Court Slaps PUL Elections with ‘Injunction’


Activities marking the second tri-annual congress of the Press Union of Liberia (PUL) were interrupted on Saturday, November 9th, after the Civil Law Court at the Temple of Justice, issued a writ of injunction on the union’s leadership.

The Buchanan congress was held under the theme, “Standing for Press Freedom and Professional Journalism.”

An injunction is a writ granted by a court of equity whereby one is required to do or refrain from doing a specified act.

As in the case of the PUL elections, slated for Saturday in Buchanan, Grand Bassa County, the court acted upon the receipt of the judge’s orders whereby two members of the Union, who had been disqualified by the PUL elections committee, requested the Civil Law Court to put off the elections until the matter had been properly looked into by the Court.

Messrs W. Omecee Johnson, vice presidential candidate and J. Cholo Brooks, presidential candidate of the PUL, petitioned the court for a declarative judgment against the president of the PUL, Peter Quaqua, Prof. James Wolo, chairman, PUL 2013 Elections Commission, and the Commission’s members, Misses Elsie A. Zokar, secretary, and Wede Williams, Sam O. Dean and Mr.  Lewis T. Togbah, Sr. 

The PUL stated that Messrs Johnson and Brooks had been  disqualified based on Article 4, Section 1 of the PUL constitution, which says full membership of the PUL shall be granted to Liberian Journalists who hold degree (s) in Journalism or Mass Communications from a recognized institution of higher learning and have practiced journalism for two years.

Under this constitutional clause, PUL Elections officials argued that Mr. Brooks had submitted  questionable academic credentials, while Mr. Johnson had reportedly not practiced as a journalist with any media house in the country.

 The two disqualified candidates, however, petitioned the court that Section 43.2 of the Civil Procedure Law captioned “Construction of Writings and Statutes” provides that, “Any person interested under a deed, will, contract, or other writings constituting a contract, or whose rights, status, or other legal relations are affected by a statute…..may have determined, any question of construction or validity arising under the instrument, statute or other relation thereafter, etc.”

 Also, the petitioners, as members of the PUL, said they are in good-standing as evidenced by their preliminary qualification by the Union’s Elections Commission to contest for the positions of vice president and president.

The two men further argued that the PUL—under the leadership of the chairman and members of PUL’s Elections Committee—without any cause, disqualified petitioners and denied the exercise of their rights to contest, purporting to rely on the PUL Revised Constitution and By-Laws, adopted October 10, 2009. In so doing, the Union, through its officers, sought to disenfranchise them of their rights to contest the above-mentioned positions.

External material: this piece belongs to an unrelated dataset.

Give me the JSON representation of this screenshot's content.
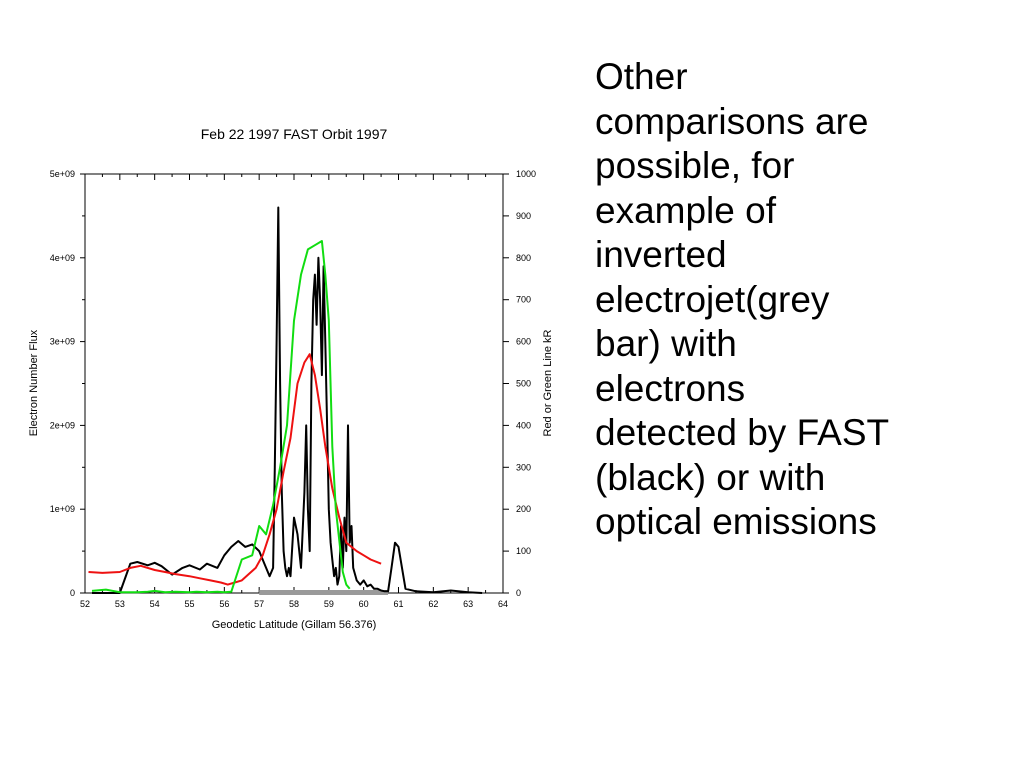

 The case is yet to be assigned for hearing, but Mr. Quaqua has announced that he would consult the PUL legal team on the way forward.

“We will ensure that the case is legally fought, as we are not deterred by any threats or intimidation from any quarter whatsoever.”


The drama erupted at around 10 a.m. when the proceedings at the Buchanan Fair Grounds were disrupted following the emergence of the bailiff from the court, who entered the meeting hall unannounced to serve the writ.

Before, the bailiff or the court sheriff could enter the main hall; Mr. Quaqua had announced the cancellation of all other proceedings, urging the delegates assembled to go ahead with the elections of officers for the next three years. 

The appearance of the bailiff was welcomed with mixed reactions from members and officials of the Union; some had opted for a debate before the conduct of the elections, while others agreed with Mr. Quaqua’s suggestion to speed up the elections before the writ could be served.

However, the writ was served on the respondents and a return made to the Court.